(32) Теперь обратимся к жалкому состоянию театров, где актеров прогоняют свистом, если кто-нибудь из них деньгами не закупит себе расположение низменной черни. Если мало шуму, то начинают реветь гнусными и бессмысленными голосами, в подражание племени тавров[1109], что надо выгнать из Рима всех пришельцев, хотя Рим во все времена стоял и держался их поддержкою. Все это далеко не похоже на поведение и склонности древнего плебса, который оставил в памяти много остроумных и изящных изречений. (33) А в наши дни завелся новый обычай: вместо бурного плеска похвал, производимого наемными хлопальщиками, теперь на всяких зрелищах комедианту, гладиатору, вознице, всякому актеру, судьям, старшим и младшим, и даже женщинам настойчиво кричат: "У тебя ему учиться!", — хотя никто не может разъяснить, кто и чему должен учиться.
(34) Многие из них, предаваясь жирному обжорству[1110], с первыми петухами, среди пронзительных криков женщин, как павлины, кричащие от голода, бегут со всех ног, едва касаясь земли, на запах пищи и, толпясь по харчевням, грызут себе пальцы, пока остывают блюда; а иные с упорством выдерживают тошнотворный запах сырого мяса, пока оно варится, и можно подумать, что это Демокрит с анатомами разбирает внутренности вскрытого животного, поучая, какими способами потомство может лечить внутренние болезни.
(35) Пусть этого будет достаточно для рассказа о делах в городе Риме; вернемся теперь к многоразличным событиям, которые происходили в провинциях.

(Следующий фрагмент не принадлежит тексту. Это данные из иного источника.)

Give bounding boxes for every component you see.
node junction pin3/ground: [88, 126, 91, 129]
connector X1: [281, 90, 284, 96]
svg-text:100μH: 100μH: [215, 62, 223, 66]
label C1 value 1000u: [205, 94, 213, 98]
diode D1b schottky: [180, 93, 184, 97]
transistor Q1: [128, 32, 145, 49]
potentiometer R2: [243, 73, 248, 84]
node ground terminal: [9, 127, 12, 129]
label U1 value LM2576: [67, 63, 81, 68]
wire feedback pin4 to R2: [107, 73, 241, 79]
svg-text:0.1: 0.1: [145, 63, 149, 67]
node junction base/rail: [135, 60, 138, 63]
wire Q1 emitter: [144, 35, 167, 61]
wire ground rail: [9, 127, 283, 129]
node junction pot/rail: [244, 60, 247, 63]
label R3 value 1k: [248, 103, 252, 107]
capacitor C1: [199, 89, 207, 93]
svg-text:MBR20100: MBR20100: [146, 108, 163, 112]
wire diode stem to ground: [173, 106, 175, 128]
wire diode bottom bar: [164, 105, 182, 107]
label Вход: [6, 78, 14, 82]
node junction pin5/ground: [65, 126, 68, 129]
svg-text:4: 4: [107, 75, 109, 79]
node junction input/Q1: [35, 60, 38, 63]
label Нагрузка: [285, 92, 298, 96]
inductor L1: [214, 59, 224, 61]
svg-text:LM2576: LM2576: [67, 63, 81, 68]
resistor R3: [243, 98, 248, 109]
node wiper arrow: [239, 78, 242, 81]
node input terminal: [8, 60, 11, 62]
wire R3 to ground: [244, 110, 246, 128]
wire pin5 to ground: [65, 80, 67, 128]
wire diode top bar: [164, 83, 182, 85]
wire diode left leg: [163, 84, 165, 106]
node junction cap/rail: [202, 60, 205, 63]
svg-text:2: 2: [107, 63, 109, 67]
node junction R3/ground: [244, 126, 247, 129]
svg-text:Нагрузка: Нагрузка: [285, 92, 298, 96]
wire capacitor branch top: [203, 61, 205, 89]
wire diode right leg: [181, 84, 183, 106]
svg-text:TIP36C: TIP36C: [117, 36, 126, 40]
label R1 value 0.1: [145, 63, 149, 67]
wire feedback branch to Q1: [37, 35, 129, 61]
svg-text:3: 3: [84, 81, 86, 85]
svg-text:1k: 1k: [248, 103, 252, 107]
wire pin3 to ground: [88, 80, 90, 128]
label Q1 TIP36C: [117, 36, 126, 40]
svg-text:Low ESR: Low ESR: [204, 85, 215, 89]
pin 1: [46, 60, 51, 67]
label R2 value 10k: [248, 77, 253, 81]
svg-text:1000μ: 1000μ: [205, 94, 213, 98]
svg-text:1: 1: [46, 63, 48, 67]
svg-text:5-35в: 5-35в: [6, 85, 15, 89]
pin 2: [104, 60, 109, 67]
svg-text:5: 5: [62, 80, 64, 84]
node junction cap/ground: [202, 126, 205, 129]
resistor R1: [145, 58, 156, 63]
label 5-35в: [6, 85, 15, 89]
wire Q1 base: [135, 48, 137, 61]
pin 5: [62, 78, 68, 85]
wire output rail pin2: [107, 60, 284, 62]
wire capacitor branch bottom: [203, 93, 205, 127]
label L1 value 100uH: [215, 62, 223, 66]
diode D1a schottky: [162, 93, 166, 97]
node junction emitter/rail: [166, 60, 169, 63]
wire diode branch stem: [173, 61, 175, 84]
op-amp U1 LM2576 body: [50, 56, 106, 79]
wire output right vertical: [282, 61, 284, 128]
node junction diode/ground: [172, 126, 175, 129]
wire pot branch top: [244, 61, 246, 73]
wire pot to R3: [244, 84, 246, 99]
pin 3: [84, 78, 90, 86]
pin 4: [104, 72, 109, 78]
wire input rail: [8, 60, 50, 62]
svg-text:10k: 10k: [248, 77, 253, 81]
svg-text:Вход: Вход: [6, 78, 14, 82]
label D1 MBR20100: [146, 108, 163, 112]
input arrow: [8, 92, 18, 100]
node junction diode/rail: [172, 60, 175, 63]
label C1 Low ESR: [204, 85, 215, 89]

ХАРАКТЕРИСТИКА ИМПЕРАТОРА ЮЛИАНА
( 1 ) То был человек, бесспорно достойный быть причисленным к героям духа, выдававшийся славою своих деяний и прирожденной величавостью. Если, по определению философов, есть четыре главные добродетели — умеренность, мудрость, справедливость и храбрость[1111], к которым присоединяются другие, внешние — знание военного дела, авторитет, счастье и щедрость, — то Юлиан ревностно воспитывал в себе все их вместе и каждую в отдельности.
(2) Так, прежде всего, он блистал таким нерушимым целомудрием, что после смерти своей супруги он, как известно, не знал больше никогда никакой любви. Он ссылался на рассказ Платона[1112] о трагике Софокле: когда того, уже в старости, спросили однажды, водится ли он с женщинами, он сказал, что нет, и прибавил, что считает счастьем избавление от этой страсти, как от дикого и жестокого владыки. (3) Чтобы еще лучше обосновать такое свое поведение, он часто повторял изречение лирика Бакхилида, которого он любил читать, имевшее такой смысл: как хороший художник дает красоту лицу, так целомудрие украшает жизнь, направленную к высшему идеалу. В полной силе своей юности он с такой заботой хранил себя от этого греха, что даже ближайшие люди из прислуги не могли его заподозрить в каких бы то ни было его увлечениях, как это часто бывает.
(4) Воздержность такого рода он укреплял в себе умеренностью в пище и сне, строго соблюдая ее как дома, так и в разъездах. В мирное время простота его стола и пищи поражала даже близко знавших его людей: казалось, что он собирался снова вернуться к плащу философа. А во время различных его походов нередко можно было видеть, как он, по солдатскому обычаю, не присаживаясь, ел самую грубую и скудную пищу. (5) Подкрепив кратким сном свое закаленное в трудах тело, он тотчас по пробуждении самолично проверял смену постов и караулов, а после этих дел обращался к занятиям науками. (6) И если бы можно было призвать в свидетели ночной светильник, при свете которого он работал, то он бы, конечно, указал на великую разницу между этим государем и некоторыми другими, заведомо зная, что удовольствиям он не уступал даже в том, что является природной потребностью.